1.スライムの一人称は『スライム』なの
「おお、ミシェル! 我が息子よ! こんなところにいたとはな! ずいぶん探したのだぞ! お父様と一緒に王都に帰ろう!」
この人は、たぶんお父様のニセモノだ。
スライムは、転生前は水色のプルプルしたスライムだったけど、今は人間の女の子なんだもの。
自分の子供の性別も間違えちゃうなんて、そんなお父様いないよね。
応接室に入ったスライムは、いきなり知らない男に抱きつかれて、とってもびっくりした。
どうやら男は貴族のようだった。首元にヒラヒラしたクラヴァットとかいう白いスカーフを巻き、金ぴかの飾りがついた青い上着――ジュストコールを着ているんだもの。
お父様だなんて言っている男の後ろでは、この高級娼館『深紅の薔薇園』の女店主である姐さんが、怖い顔をして立っていた。
スライムは娼婦たちを守る護衛剣士の中で、一番強いから筆頭護衛剣士なの。そんなに心配しなくても、こんな男なんて一撃で倒しちゃえるよ。
姐さんは、鍛錬中だったスライムを呼びに来た下男を使って、この男に手出しするなって伝えてきていた。だから、スライムは様子を見ていた。
「どなたでしょう……?」
スライムは、人間のお母様がまだ生きていた頃に習った、礼儀正しい言葉で訊ねた。
「お父様だよ! わからないのかい? かわいいミシェル!」
このおじさんはなにを言っているんだろう?
かわいいミシェル?
スライムなら自分の子供を娼館に入れるなんて、絶対にしないよ!
転生した人間のスライムを産んでくれた、人間のお母様は、スライムが五歳の時に亡くなった。
お父様はお母様が亡くなると、すぐに継母を連れてきた。子爵家出身の継母は、スライムより一歳だけ年下の娘を連れていた。どうやらその娘は、お父様の子供みたいだった。
スライムはお母様から、「もしも家族が増えたら、意地悪したりしないで仲良くするのよ」と何度も言われていた。
お母様はご自分が亡くなることをわかっていたんだと思う。
スライムはお母様が好きだったから、言いつけを守ろうと思っていた。
だけど、相手の継母と妹は、仲良くしてくれるつもりなんて、まったくなかったんだ。
「前妻そっくりの子供と一緒になんて、暮らせませんわ!」
スライムは亡くなったお母様と同じ、黒髪に水色の瞳をしていた。
お父様は、金髪に緑の瞳。
子爵家出身の継母は茶色の髪と瞳だったけど、妹はお父様と同じ金髪に緑の瞳だった。
「あの子ったら、わたくしに反抗ばかりしますのよ!」
「えーん、おねえちゃんがいじわるするー!」
継母と妹は、毎日毎日、スライムの悪口をお父様に言っていた。
それでスライムは、継母の遠縁の家に預けられることになったんだ。
継母の実家である子爵家の領地で、『深紅の薔薇園』という高級娼館をやっている親戚だった。
子爵家の親戚が高級娼館をやっているなんて、スライムですら、すごく嘘っぽいと思うんだけどなぁ……。
娼館は女の子を預けるような場所じゃないって、このおじさんは知らなかったのかな?
おじさんじゃないや。
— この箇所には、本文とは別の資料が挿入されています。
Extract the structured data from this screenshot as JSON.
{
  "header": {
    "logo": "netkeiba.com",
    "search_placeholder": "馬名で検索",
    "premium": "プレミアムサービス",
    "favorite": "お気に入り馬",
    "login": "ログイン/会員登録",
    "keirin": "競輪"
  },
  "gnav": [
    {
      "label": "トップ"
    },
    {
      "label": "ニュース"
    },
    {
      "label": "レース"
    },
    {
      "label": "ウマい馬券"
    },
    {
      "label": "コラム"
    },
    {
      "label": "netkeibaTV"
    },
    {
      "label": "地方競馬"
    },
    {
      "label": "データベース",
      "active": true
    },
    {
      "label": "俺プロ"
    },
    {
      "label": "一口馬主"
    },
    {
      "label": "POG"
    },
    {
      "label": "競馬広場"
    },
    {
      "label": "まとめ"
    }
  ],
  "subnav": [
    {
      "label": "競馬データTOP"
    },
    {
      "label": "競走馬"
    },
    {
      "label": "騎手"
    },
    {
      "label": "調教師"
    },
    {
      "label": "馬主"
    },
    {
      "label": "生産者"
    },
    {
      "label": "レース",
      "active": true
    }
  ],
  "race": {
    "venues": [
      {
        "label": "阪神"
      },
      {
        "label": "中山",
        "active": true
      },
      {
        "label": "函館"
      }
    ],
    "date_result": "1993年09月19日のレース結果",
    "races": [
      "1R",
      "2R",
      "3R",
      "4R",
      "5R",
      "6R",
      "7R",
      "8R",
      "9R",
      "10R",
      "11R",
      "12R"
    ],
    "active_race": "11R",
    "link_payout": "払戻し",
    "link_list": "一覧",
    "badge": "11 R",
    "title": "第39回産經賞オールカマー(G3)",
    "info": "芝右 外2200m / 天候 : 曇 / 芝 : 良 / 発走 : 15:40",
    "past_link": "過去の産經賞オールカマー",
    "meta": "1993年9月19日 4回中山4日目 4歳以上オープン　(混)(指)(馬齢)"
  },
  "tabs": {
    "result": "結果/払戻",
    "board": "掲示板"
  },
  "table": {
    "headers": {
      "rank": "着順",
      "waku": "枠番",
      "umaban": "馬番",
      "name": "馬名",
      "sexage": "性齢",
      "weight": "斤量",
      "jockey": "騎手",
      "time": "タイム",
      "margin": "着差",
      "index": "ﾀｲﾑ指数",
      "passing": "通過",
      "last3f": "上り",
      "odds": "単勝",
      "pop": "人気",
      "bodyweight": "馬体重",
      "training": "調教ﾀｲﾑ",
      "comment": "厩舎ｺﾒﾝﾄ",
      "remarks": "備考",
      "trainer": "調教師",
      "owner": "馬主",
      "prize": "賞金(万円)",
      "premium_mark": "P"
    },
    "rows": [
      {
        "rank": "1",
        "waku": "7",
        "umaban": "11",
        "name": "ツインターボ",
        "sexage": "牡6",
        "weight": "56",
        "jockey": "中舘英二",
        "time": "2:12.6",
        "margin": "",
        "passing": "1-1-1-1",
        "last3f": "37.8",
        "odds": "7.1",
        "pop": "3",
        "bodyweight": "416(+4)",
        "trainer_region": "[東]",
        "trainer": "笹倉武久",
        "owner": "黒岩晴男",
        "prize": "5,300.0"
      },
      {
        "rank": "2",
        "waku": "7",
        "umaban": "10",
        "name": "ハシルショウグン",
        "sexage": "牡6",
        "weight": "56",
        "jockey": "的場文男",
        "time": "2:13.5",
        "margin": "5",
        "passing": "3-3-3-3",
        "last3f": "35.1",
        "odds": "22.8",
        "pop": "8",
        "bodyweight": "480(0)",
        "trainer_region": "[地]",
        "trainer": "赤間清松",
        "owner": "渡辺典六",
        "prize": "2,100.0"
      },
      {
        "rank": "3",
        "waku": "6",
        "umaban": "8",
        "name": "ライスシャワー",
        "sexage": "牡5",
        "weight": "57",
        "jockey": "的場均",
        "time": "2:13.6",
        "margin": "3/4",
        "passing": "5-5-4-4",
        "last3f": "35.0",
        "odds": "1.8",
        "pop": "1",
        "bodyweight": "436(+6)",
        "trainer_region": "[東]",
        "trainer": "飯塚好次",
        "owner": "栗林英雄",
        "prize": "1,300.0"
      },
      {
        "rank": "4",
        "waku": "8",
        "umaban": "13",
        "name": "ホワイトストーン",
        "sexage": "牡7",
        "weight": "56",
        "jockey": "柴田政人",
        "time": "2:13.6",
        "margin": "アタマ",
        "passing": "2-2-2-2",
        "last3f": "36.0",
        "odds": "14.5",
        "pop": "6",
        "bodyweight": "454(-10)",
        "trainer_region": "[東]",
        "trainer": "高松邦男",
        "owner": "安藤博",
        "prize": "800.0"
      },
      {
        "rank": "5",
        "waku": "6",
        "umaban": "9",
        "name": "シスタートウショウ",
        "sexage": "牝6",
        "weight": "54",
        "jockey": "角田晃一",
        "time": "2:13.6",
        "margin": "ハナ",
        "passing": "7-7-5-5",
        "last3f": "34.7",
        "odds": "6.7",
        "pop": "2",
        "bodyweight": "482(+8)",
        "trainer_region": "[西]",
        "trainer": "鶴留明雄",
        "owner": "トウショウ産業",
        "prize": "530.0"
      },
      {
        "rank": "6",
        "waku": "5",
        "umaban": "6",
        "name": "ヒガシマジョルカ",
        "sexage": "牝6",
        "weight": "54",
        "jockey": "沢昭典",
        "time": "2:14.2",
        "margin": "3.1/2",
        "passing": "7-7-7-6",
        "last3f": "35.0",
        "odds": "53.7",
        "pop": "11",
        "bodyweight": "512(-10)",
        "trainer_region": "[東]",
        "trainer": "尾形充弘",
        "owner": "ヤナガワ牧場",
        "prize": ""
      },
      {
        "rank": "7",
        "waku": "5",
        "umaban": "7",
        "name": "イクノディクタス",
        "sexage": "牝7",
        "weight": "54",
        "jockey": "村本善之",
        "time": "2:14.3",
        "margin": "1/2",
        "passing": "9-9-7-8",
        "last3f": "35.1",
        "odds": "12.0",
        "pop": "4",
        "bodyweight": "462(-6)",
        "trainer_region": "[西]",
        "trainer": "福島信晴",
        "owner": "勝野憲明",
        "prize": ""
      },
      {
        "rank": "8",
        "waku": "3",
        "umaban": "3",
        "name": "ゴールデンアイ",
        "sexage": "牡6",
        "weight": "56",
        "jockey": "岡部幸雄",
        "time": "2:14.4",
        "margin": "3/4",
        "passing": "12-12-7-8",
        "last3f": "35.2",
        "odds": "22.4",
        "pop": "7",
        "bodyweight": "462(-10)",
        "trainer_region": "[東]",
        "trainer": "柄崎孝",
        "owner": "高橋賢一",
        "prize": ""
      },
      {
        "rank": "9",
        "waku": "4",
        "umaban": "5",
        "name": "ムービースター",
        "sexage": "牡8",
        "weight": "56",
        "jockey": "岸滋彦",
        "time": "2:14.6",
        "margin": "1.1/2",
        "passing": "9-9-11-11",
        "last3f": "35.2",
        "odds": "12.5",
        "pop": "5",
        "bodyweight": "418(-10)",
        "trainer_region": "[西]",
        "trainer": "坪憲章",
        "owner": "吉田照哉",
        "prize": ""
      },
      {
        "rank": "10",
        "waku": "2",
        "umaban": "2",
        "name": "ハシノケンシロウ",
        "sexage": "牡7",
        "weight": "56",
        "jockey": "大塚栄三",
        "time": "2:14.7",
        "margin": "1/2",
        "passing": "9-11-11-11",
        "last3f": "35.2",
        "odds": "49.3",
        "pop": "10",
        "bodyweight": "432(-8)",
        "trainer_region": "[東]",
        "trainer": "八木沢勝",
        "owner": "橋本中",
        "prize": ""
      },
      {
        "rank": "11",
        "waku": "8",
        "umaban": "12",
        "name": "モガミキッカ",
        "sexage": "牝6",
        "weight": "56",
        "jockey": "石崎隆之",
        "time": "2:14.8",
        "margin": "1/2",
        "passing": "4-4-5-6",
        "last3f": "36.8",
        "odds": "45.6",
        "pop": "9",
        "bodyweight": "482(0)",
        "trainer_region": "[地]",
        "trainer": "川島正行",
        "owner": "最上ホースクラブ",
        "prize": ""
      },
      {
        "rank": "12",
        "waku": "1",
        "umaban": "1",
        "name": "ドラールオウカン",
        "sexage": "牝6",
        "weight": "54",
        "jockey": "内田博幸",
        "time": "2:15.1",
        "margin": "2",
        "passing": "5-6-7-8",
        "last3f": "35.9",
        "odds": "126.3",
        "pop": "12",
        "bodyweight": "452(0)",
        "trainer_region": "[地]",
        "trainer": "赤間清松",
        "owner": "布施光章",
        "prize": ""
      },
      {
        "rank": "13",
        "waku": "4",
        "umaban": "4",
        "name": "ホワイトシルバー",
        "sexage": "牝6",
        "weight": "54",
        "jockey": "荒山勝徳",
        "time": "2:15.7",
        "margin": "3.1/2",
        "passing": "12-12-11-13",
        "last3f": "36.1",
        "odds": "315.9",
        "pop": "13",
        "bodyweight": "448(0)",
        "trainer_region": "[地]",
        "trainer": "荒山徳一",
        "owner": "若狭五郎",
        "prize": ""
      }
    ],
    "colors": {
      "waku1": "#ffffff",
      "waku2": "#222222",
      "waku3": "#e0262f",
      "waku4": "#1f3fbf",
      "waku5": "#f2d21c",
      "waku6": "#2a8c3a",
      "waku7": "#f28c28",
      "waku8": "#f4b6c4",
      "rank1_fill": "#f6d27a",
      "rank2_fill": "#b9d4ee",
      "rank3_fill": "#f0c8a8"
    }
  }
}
人間のお父様だった。
うーん、全然、実感がわかないや。スライムが元スライムだからかな?
「ずいぶんぼんやりした男だな。おい、本当にこいつがこの高級娼館の筆頭護衛剣士なのか!?」
お父様は後ろを向いて、従者に怒鳴った。
従者が「はい、旦那様」とおどおどしながら答えると、お父様は小さく舌打ちをした。
スライムはこのお父様らしきおじさんに、『深紅の薔薇園』から連れ出された。
どうやら王太子様のところに連れていかれるみたいなの。
王太子様は、今は騎士団長を兼任しているんだって。
それでね、スライムは従騎士っていう、王太子様の従者みたいなお仕事をしないといけないみたいなの。
スライムはとっても不安だった。
このお父様が、必要なことをちゃんと教えてくれるなんて、まったく思えないもの。
スライムは、お父様たちがどんなに酷い人たちなのか知っている。
それに、娼館で育ったから、貴族は権力があって威張ってて、すごく怖い人たちだって知っているんだ。
これからスライムは、どうなっちゃうんだろう……。